Le psychanalyste Joseph Agostini fait paraître Premières Dames sur le divan (Dunod), un ouvrage captivant où il décrypte en quoi les femmes de président ont chacune à leur tour, révélé leurs époques respectives. Pour lui, pas de doute : Brigitte Macron est le fantasme de l’époque que nous vivons.
Jérôme Goulon : En quoi la rumeur qui concerne la femme de notre Président est-elle symptomatique du monde dans lequel nous vivons ?
Joseph Agostini : La transidentité est au centre du débat public, avec la critique acerbe du wokisme, la question de l’opération chirurgicale des personnes trans avant leur majorité… Ce n’est pas la première fois de l’Histoire qu’une Première Dame a représenté, à son insu, un thème majeur de la société de son temps.
Quels sont les autres exemples que vous racontez dans votre livre ?
Il y a eu neuf first ladies dans la Ve République et toutes, sans exception, ont symbolisé leur époque. Prenez Yvonne de Gaulle, elle lavait les chaussettes de son mari dans l’évier et ne s’est jamais fait photographiée de son propre fait. Elle incarnait la bonne ménagère dévouée. Prenez Claude Pompidou, elle est l’icône de l’après-68, femme qui fume, qui aime les grosses voitures, qui invite les artistes contemporains au Palais de l’Elysée. Prenez Danielle Mitterrand, femme engagée, qui ose dénoncer les dictatures et qui subit des pressions diplomatiques. On a voulu la faire taire car elle voulait s’exprimer et que son mari l’y autorisait !

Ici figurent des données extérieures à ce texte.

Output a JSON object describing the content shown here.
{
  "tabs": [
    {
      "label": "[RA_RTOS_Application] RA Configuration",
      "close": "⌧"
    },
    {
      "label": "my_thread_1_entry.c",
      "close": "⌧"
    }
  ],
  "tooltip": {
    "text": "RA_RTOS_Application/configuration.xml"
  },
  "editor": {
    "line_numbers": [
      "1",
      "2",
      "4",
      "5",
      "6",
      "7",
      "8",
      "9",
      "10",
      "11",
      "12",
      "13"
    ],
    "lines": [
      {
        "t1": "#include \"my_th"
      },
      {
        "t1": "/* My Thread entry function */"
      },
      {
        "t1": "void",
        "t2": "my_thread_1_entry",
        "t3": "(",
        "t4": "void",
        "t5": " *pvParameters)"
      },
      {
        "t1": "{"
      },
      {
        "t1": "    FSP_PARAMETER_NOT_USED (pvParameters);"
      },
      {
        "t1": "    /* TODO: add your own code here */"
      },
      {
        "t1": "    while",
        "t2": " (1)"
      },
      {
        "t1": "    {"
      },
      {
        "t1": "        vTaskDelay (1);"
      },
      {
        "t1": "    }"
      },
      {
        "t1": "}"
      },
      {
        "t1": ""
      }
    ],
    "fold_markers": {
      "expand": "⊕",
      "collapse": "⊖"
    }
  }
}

Brigitte Macron est accusée d’être un homme, elle intente un procès, elle est rattrapée par cette rumeur avec une déclaration d’impôt mentionnant le nom de son frère à la place du sien: cela ressemble à une malédiction...
Je dirais que ça ressemble à une obsession sociétale. La question du changement de genre, c’est une fixation. Nous savons bien que le pourcentage de personnes qui y ont recours est infinitésimal. Dommage que Brigitte Macron n’ait pas ri de cela en défendant justement les personnes trans, en dédramatisant le sujet. Cela aurait sûrement calmé les esprits. Là, en se braquant, elle donne du grain à moudre à ses détracteurs. Elle excite les haines.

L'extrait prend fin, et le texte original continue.